A very good way to tune a 6-string guitar by ear is by using harmonics. The physics of guitar harmonics is much too complicated for the scope of this article, but here is a quick explanation as to what harmonics are. When you pluck a guitar string you create a variety of vibrations and frequencies that our ear translate into a specific note. This is called the ‘fundamental’ note. Harmonics are created when you, in essence, break the sound wave in halves or quarters, creating a new tone. Harmonics are created by lightly placing your finger at a specific fret then plucking the string, creating a ringing sound. It takes a little practice to hit the sweet spot and get a nice sustained ringing, but it helps to place your finger directly over the fret and quickly remove your finger when you pluck the string.   

Using harmonics to tune your guitar allows you to better hear the difference between two oscillating sound waves and recognize when you get them exactly matched. This is a great technique to use when tuning by ear. Two different tones will produce and audible “wah-wah” sound. The shorter the interval between the “wah’s” the farther out of tune your strings are. Turn the tuning key slowly while listening to the wah-wahs. If the wave gets slower, your going the right way. Turn the key until you can no longer hear the oscillation. When you pluck the two strings together and don’t hear the wave, your strings are perfectly tuned to each other.

To use harmonics for tuning your guitar by ear, you will use the 5th and 7th frets to create the harmonics. Start with the low E string. You will tune all the other strings based on this string. Guitar strings are tuned to the notes E-A-D-G-B-E.

In this diagram each color represents a note. 

Blue = High ETuning diagram
Violet = B
Yellow = D
Green = A
Red = Low E

Pluck the two strings nearly at the same time so it is easier to compare the two tones.

To create the note for the 5th string, the A string, create the harmonic note by lightly placing your finger on the 6th string, at the 5th fret, and pluck to create the harmonic A note. To the same on the next string, pluck the 5th string at the 7th fret to create the same harmonic A note. You will want these two tones to be equal. Use the technique with the oscillating tones or “wah-wah” sound and turn your tuning key until your 5th string matches the 6th string.
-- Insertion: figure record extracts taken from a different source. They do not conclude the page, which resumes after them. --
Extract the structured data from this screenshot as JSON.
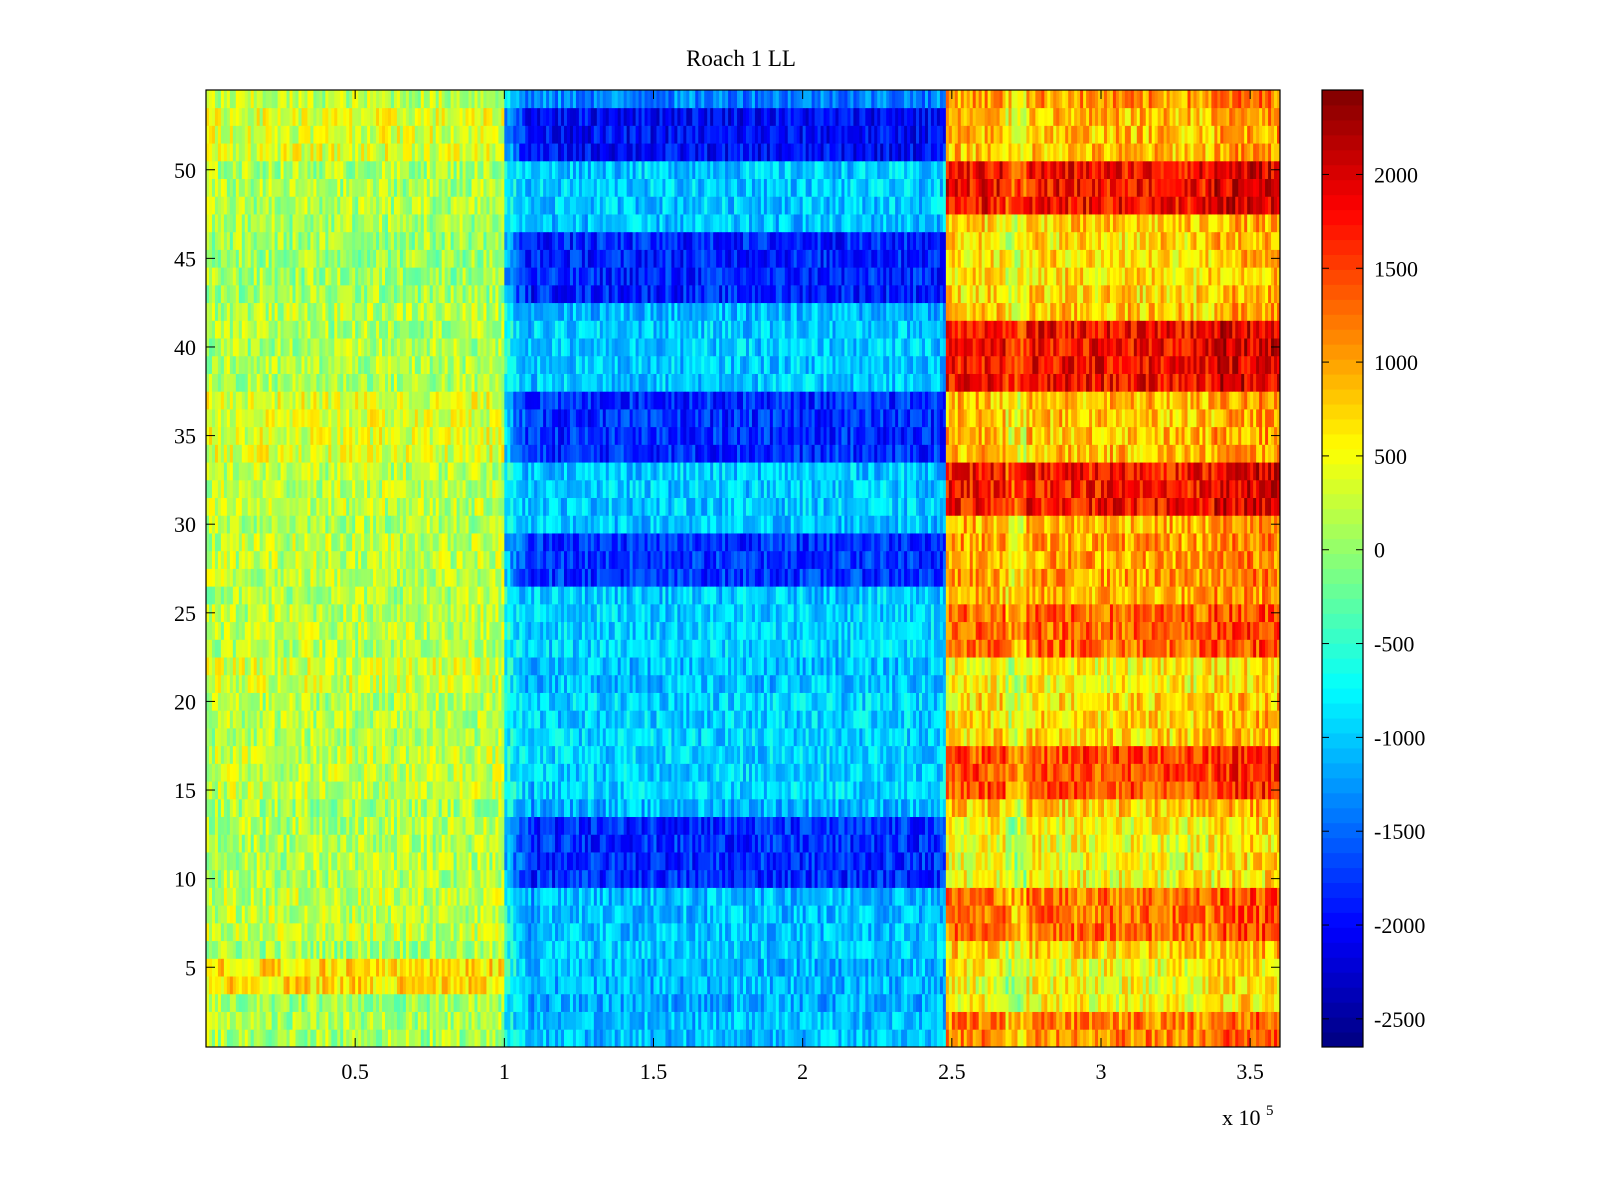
{
  "chart_data": {
    "type": "heatmap",
    "title": "Roach 1 LL",
    "colormap": "jet",
    "xlim": [
      0,
      360000
    ],
    "ylim": [
      0.5,
      54.5
    ],
    "clim": [
      -2650,
      2450
    ],
    "x_exponent_label": {
      "base": "x 10",
      "exp": "5"
    },
    "x_ticks": [
      {
        "value": 50000,
        "label": "0.5"
      },
      {
        "value": 100000,
        "label": "1"
      },
      {
        "value": 150000,
        "label": "1.5"
      },
      {
        "value": 200000,
        "label": "2"
      },
      {
        "value": 250000,
        "label": "2.5"
      },
      {
        "value": 300000,
        "label": "3"
      },
      {
        "value": 350000,
        "label": "3.5"
      }
    ],
    "y_ticks": [
      {
        "value": 5,
        "label": "5"
      },
      {
        "value": 10,
        "label": "10"
      },
      {
        "value": 15,
        "label": "15"
      },
      {
        "value": 20,
        "label": "20"
      },
      {
        "value": 25,
        "label": "25"
      },
      {
        "value": 30,
        "label": "30"
      },
      {
        "value": 35,
        "label": "35"
      },
      {
        "value": 40,
        "label": "40"
      },
      {
        "value": 45,
        "label": "45"
      },
      {
        "value": 50,
        "label": "50"
      }
    ],
    "colorbar_ticks": [
      {
        "value": 2000,
        "label": "2000"
      },
      {
        "value": 1500,
        "label": "1500"
      },
      {
        "value": 1000,
        "label": "1000"
      },
      {
        "value": 500,
        "label": "500"
      },
      {
        "value": 0,
        "label": "0"
      },
      {
        "value": -500,
        "label": "-500"
      },
      {
        "value": -1000,
        "label": "-1000"
      },
      {
        "value": -1500,
        "label": "-1500"
      },
      {
        "value": -2000,
        "label": "-2000"
      },
      {
        "value": -2500,
        "label": "-2500"
      }
    ],
    "x_segments": [
      {
        "from": 0,
        "to": 100000,
        "phase": "baseline"
      },
      {
        "from": 100000,
        "to": 110000,
        "phase": "transition"
      },
      {
        "from": 110000,
        "to": 248000,
        "phase": "negative"
      },
      {
        "from": 248000,
        "to": 360000,
        "phase": "positive"
      }
    ],
    "row_levels": {
      "rows": [
        "1-2",
        "3",
        "4-5",
        "6",
        "7-9",
        "10-13",
        "14",
        "15-17",
        "18-20",
        "21-22",
        "23-25",
        "26",
        "27-29",
        "30",
        "31-33",
        "34-37",
        "38-41",
        "42",
        "43-46",
        "47",
        "48-50",
        "51-53",
        "54"
      ],
      "baseline_mean": [
        100,
        50,
        700,
        80,
        220,
        150,
        100,
        250,
        150,
        320,
        200,
        150,
        220,
        150,
        200,
        380,
        120,
        180,
        60,
        100,
        120,
        380,
        200
      ],
      "negative_mean": [
        -1050,
        -1150,
        -1100,
        -1000,
        -1050,
        -1800,
        -1100,
        -950,
        -950,
        -1050,
        -950,
        -1000,
        -1750,
        -1050,
        -1000,
        -1800,
        -1000,
        -1100,
        -1850,
        -1050,
        -1000,
        -2000,
        -1350
      ],
      "positive_mean": [
        1150,
        500,
        500,
        750,
        1250,
        500,
        750,
        1450,
        700,
        550,
        1300,
        900,
        1000,
        900,
        1750,
        850,
        1800,
        800,
        700,
        750,
        1800,
        850,
        1050
      ]
    }
  }
}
Repeat this sequence for the rest of the strings with the exception of the 3rd string. This string will have to be plucked in the normal fashion because of the fact that it must be played on the 4th fret. A clear harmonic tone is more difficult to accomplish on this fret and you must use a different technique, so it’s easier to just use the normal tone. 

Playing harmonics takes a little practice but once mastered it is an excellent method to use when tuning your guitar by ear.